À l’occasion de la Journée mondiale sans tabac, une table ronde organisée par la plateforme médicale med.tn et animée par le journaliste Malek Aouni a réuni des experts pour évaluer les stratégies de lutte contre le tabagisme en Tunisie. Les intervenants, le cardiologue Dr. Dhaker Lahidheb et le psychologue Dr. Anas Laouini, ont dressé un constat sévère : malgré les efforts, le pays régresse dans ce combat de santé publique.
Avec près d’un homme adulte sur deux fumeur (49,8 %), la Tunisie affiche l’un des taux de tabagisme les plus élevés d’Afrique et de la région Méditerranée orientale, selon l’OMS. Chez les jeunes, la situation est critique : 14 % des 15-17 ans fument régulièrement, et l’âge d’initiation peut descendre jusqu’à 7 ans. Les cigarettes électroniques gagnent du terrain chez les mineurs, avec plus de 17 % d’utilisateurs en 2023.
Si la prévalence globale stagne chez les hommes adultes, elle augmente chez les 20-24 ans (49,9 % en 2023 contre 44 % en 2018) et les 35-39 ans (58,9 % contre 47,5 %).
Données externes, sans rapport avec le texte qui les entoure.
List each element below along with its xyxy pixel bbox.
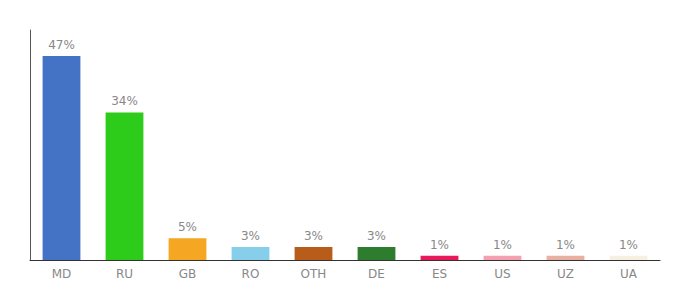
svg-text:3%: 3% [241, 229, 260, 243]
svg-text:DE: DE [368, 267, 385, 281]
svg-text:1%: 1% [556, 238, 575, 252]
svg-text:RO: RO [242, 267, 260, 281]
svg-text:ES: ES [432, 267, 447, 281]
svg-text:1%: 1% [619, 238, 638, 252]
svg-text:3%: 3% [367, 229, 386, 243]
svg-text:3%: 3% [304, 229, 323, 243]
svg-text:1%: 1% [430, 238, 449, 252]
svg-text:5%: 5% [178, 220, 197, 234]
svg-text:34%: 34% [111, 94, 138, 108]
svg-text:UZ: UZ [557, 267, 574, 281]
svg-text:US: US [494, 267, 510, 281]
svg-text:UA: UA [620, 267, 638, 281]
svg-text:GB: GB [179, 267, 197, 281]
svg-text:MD: MD [52, 267, 72, 281]
svg-text:47%: 47% [48, 38, 75, 52]
svg-text:OTH: OTH [301, 267, 327, 281]
svg-text:RU: RU [116, 267, 133, 281]
svg-text:1%: 1% [493, 238, 512, 252]
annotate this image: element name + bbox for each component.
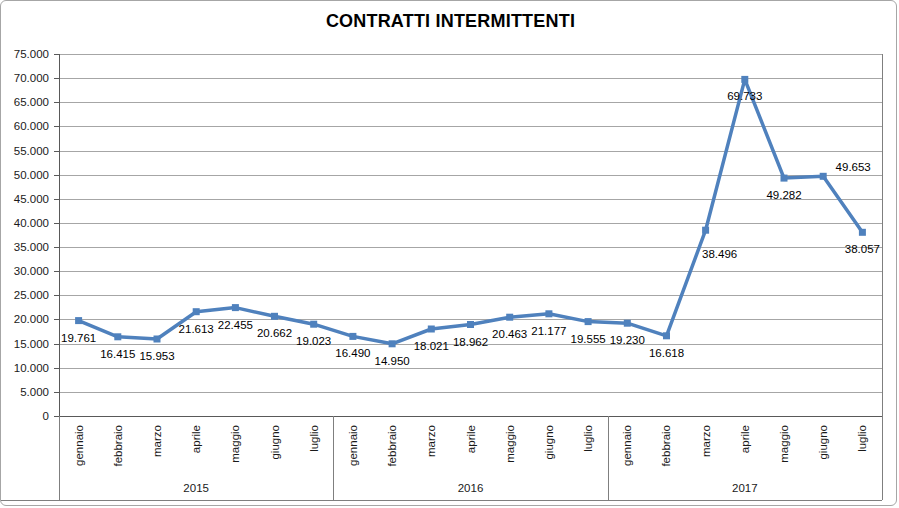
month-label: maggio [778,425,790,463]
data-point-marker [428,326,435,333]
data-point-label: 19.761 [61,332,96,344]
month-label: aprile [465,425,477,453]
data-point-marker [349,333,356,340]
data-point-label: 20.662 [257,327,292,339]
month-label: febbraio [386,425,398,467]
data-point-marker [232,304,239,311]
data-point-marker [467,321,474,328]
month-label: giugno [269,425,281,460]
data-series: 19.761 16.415 15.953 21.613 22.455 20.662 19.0… [61,76,880,367]
category-axis: gennaio febbraio marzo aprile maggio giugno lu… [1,416,883,501]
data-point-label: 16.490 [335,347,370,359]
data-point-marker [663,332,670,339]
y-axis: 0 5.000 10.000 15.000 20.000 25.000 30.000 35.0… [14,48,883,422]
y-tick-label: 70.000 [14,72,49,84]
y-tick-label: 65.000 [14,96,49,108]
month-label: aprile [190,425,202,453]
data-point-label: 21.613 [179,323,214,335]
data-point-label: 15.953 [139,350,174,362]
data-point-marker [506,314,513,321]
data-point-label: 19.230 [610,334,645,346]
year-label: 2016 [458,482,484,494]
month-label: marzo [151,425,163,457]
data-point-label: 38.496 [702,248,737,260]
y-tick-label: 0 [43,410,49,422]
data-point-label: 38.057 [845,243,880,255]
chart-frame: CONTRATTI INTERMITTENTI 05.00010.00015.0… [0,0,897,506]
data-point-label: 19.023 [296,335,331,347]
month-label: giugno [817,425,829,460]
series-line [79,79,863,343]
month-label: febbraio [660,425,672,467]
month-label: gennaio [73,425,85,466]
data-point-label: 49.653 [836,161,871,173]
data-point-label: 14.950 [375,355,410,367]
year-label: 2015 [183,482,209,494]
data-point-marker [154,336,161,343]
y-tick-label: 15.000 [14,338,49,350]
data-point-label: 16.618 [649,347,684,359]
y-tick-label: 30.000 [14,265,49,277]
data-point-label: 19.555 [571,333,606,345]
data-point-marker [114,333,121,340]
month-label: maggio [229,425,241,463]
data-point-marker [859,229,866,236]
month-label: giugno [543,425,555,460]
month-label: gennaio [621,425,633,466]
data-point-marker [389,340,396,347]
year-label: 2017 [732,482,758,494]
data-point-label: 69.733 [727,90,762,102]
data-point-label: 20.463 [492,328,527,340]
y-tick-label: 20.000 [14,313,49,325]
data-point-marker [310,321,317,328]
y-tick-label: 5.000 [20,386,49,398]
month-label: aprile [739,425,751,453]
month-label: maggio [504,425,516,463]
data-point-marker [624,320,631,327]
y-tick-label: 10.000 [14,362,49,374]
month-label: luglio [582,425,594,452]
data-point-label: 21.177 [531,325,566,337]
month-label: luglio [308,425,320,452]
y-tick-label: 55.000 [14,145,49,157]
y-tick-label: 35.000 [14,241,49,253]
data-point-marker [781,175,788,182]
data-point-marker [193,308,200,315]
data-point-marker [820,173,827,180]
month-label: febbraio [112,425,124,467]
month-label: gennaio [347,425,359,466]
data-point-marker [545,310,552,317]
y-tick-label: 50.000 [14,169,49,181]
line-chart: 0 5.000 10.000 15.000 20.000 25.000 30.000 35.0… [1,1,899,508]
y-tick-label: 75.000 [14,48,49,60]
data-point-marker [271,313,278,320]
y-tick-label: 40.000 [14,217,49,229]
data-point-marker [741,76,748,83]
data-point-label: 22.455 [218,319,253,331]
month-label: marzo [700,425,712,457]
data-point-label: 18.962 [453,336,488,348]
data-point-marker [75,317,82,324]
data-point-label: 16.415 [100,348,135,360]
y-tick-label: 60.000 [14,120,49,132]
y-tick-label: 45.000 [14,193,49,205]
data-point-marker [585,318,592,325]
data-point-label: 18.021 [414,340,449,352]
data-point-marker [702,227,709,234]
data-point-label: 49.282 [766,189,801,201]
y-tick-label: 25.000 [14,289,49,301]
month-label: luglio [856,425,868,452]
month-label: marzo [425,425,437,457]
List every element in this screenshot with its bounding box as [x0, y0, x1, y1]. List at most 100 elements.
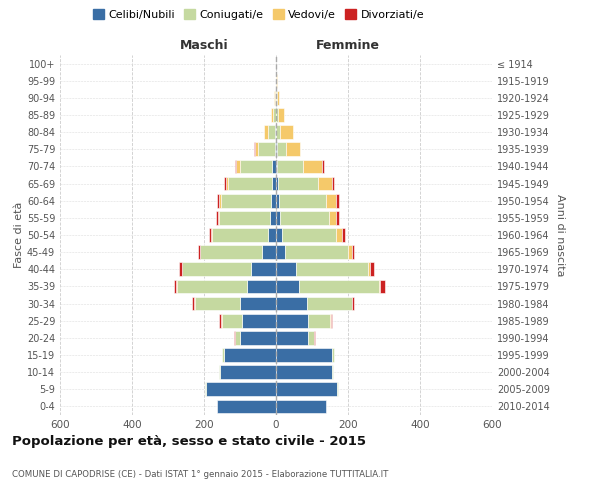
Bar	[275, 91, 276, 104]
Bar	[217, 194, 219, 207]
Bar	[352, 296, 354, 310]
Bar	[194, 296, 195, 310]
Bar	[276, 314, 308, 328]
Bar	[220, 314, 221, 328]
Bar	[352, 246, 355, 259]
Bar	[219, 211, 269, 224]
Bar	[276, 280, 299, 293]
Bar	[272, 176, 276, 190]
Bar	[337, 228, 342, 242]
Bar	[331, 314, 332, 328]
Bar	[182, 262, 251, 276]
Bar	[211, 228, 212, 242]
Bar	[283, 228, 337, 242]
Bar	[276, 246, 285, 259]
Bar	[235, 160, 236, 173]
Bar	[276, 91, 277, 104]
Bar	[307, 296, 352, 310]
Bar	[278, 108, 284, 122]
Bar	[274, 91, 275, 104]
Bar	[265, 126, 268, 139]
Legend: Celibi/Nubili, Coniugati/e, Vedovi/e, Divorziati/e: Celibi/Nubili, Coniugati/e, Vedovi/e, Di…	[89, 5, 428, 24]
Bar	[276, 142, 277, 156]
Bar	[280, 126, 293, 139]
Bar	[276, 262, 296, 276]
Bar	[206, 382, 276, 396]
Bar	[195, 296, 240, 310]
Bar	[276, 400, 326, 413]
Bar	[226, 176, 229, 190]
Bar	[326, 194, 337, 207]
Bar	[179, 262, 182, 276]
Bar	[275, 142, 276, 156]
Bar	[278, 176, 318, 190]
Bar	[337, 194, 340, 207]
Bar	[276, 108, 278, 122]
Bar	[277, 91, 278, 104]
Bar	[218, 211, 219, 224]
Bar	[380, 280, 385, 293]
Bar	[276, 296, 307, 310]
Bar	[268, 126, 275, 139]
Bar	[193, 296, 194, 310]
Bar	[247, 280, 276, 293]
Bar	[240, 160, 272, 173]
Bar	[299, 280, 379, 293]
Bar	[221, 314, 222, 328]
Bar	[280, 211, 329, 224]
Bar	[273, 108, 276, 122]
Bar	[277, 142, 286, 156]
Bar	[277, 160, 302, 173]
Bar	[276, 160, 277, 173]
Bar	[242, 314, 276, 328]
Bar	[276, 331, 308, 344]
Bar	[272, 160, 276, 173]
Text: Femmine: Femmine	[316, 40, 380, 52]
Bar	[276, 211, 280, 224]
Bar	[308, 331, 314, 344]
Bar	[176, 280, 177, 293]
Bar	[330, 314, 331, 328]
Bar	[276, 382, 337, 396]
Bar	[379, 280, 380, 293]
Bar	[236, 160, 240, 173]
Text: COMUNE DI CAPODRISE (CE) - Dati ISTAT 1° gennaio 2015 - Elaborazione TUTTITALIA.: COMUNE DI CAPODRISE (CE) - Dati ISTAT 1°…	[12, 470, 388, 479]
Bar	[224, 176, 226, 190]
Bar	[219, 194, 221, 207]
Bar	[217, 400, 276, 413]
Bar	[276, 366, 332, 379]
Bar	[329, 211, 336, 224]
Bar	[256, 142, 259, 156]
Bar	[275, 126, 276, 139]
Bar	[234, 331, 235, 344]
Text: Popolazione per età, sesso e stato civile - 2015: Popolazione per età, sesso e stato civil…	[12, 435, 366, 448]
Bar	[174, 280, 176, 293]
Bar	[254, 142, 256, 156]
Bar	[268, 228, 276, 242]
Bar	[318, 176, 332, 190]
Bar	[229, 176, 272, 190]
Y-axis label: Anni di nascita: Anni di nascita	[555, 194, 565, 276]
Bar	[251, 262, 276, 276]
Bar	[222, 348, 224, 362]
Bar	[221, 194, 271, 207]
Bar	[332, 348, 334, 362]
Bar	[262, 246, 276, 259]
Bar	[216, 211, 218, 224]
Bar	[177, 280, 247, 293]
Bar	[279, 194, 326, 207]
Bar	[308, 314, 330, 328]
Bar	[212, 228, 268, 242]
Bar	[276, 194, 279, 207]
Bar	[296, 262, 368, 276]
Bar	[197, 246, 200, 259]
Bar	[332, 176, 334, 190]
Bar	[285, 246, 348, 259]
Bar	[259, 142, 275, 156]
Bar	[222, 314, 242, 328]
Bar	[286, 142, 300, 156]
Bar	[322, 160, 324, 173]
Bar	[271, 194, 276, 207]
Bar	[276, 228, 283, 242]
Bar	[240, 331, 276, 344]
Le tabagisme reste majoritairement urbain, et le taux de mortalité prématurée lié au tabac a bondi de 20 % depuis 2010.
Pourquoi la Tunisie échoue-t-elle ?
Les experts pointent plusieurs échecs : non-application des lois (interdiction de fumer dans les cafés, écoles et hôpitaux), campagnes de sensibilisation inefficaces et prohibitionnistes, et normalisation du tabac via les séries télé et réseaux sociaux. « Les campagnes actuelles manquent d’empathie et ne proposent pas d’alternatives », déplore le Dr. Laouini, qui regrette les tournées éducatives des années 2000, aujourd’hui disparues.
Une addiction multidimensionnelle
Le tabagisme n’est pas qu’une habitude, mais une dépendance complexe, mêlant aspects comportementaux, cognitifs et émotionnels. Les thérapies cognitives et comportementales (TCC) offrent des résultats durables, mais 70 % des rechutes sont liées à des déclencheurs sociaux (cafés, fêtes).
Les jeunes, cible vulnérable
Un adolescent sur trois fume par imitation, séduit par des arômes fruités ou l’image de maturité associée à la cigarette. Les filles fument désormais autant que les garçons dans certains groupes, avec des risques spécifiques (infertilité, cancers). « Parents, enseignants et influenceurs ont une responsabilité dans cette normalisation », insiste le Dr. Laouini.
Tabac chauffé et cigarette électronique : un débat clivant
Le Dr. Lahidheb défend ces alternatives comme outils de réduction des risques : « Elles diminuent de 90 % les substances toxiques et aident les fumeurs dépendants. » Il cite l’exemple du Royaume-Uni et de la Nouvelle-Zélande, où la vape est intégrée dans les programmes de sevrage.
Le Dr. Laouini met en garde : « Ces produits ne doivent pas devenir une porte d’entrée pour les jeunes. » Un consensus émerge : ces alternatives doivent être réservées aux fumeurs adultes, dans un cadre médicalisé.
Vers une stratégie nationale intégrée
Les experts appellent à une approche globale : prévention précoce, messages clairs, alternatives encadrées et mobilisation des médias, enseignants et influenceurs. « Le tabagisme est un enjeu de santé publique, pas un vice individuel », concluent-ils. La Tunisie doit agir vite : sans politique courageuse, la chaîne du tabac ne sera pas brisée.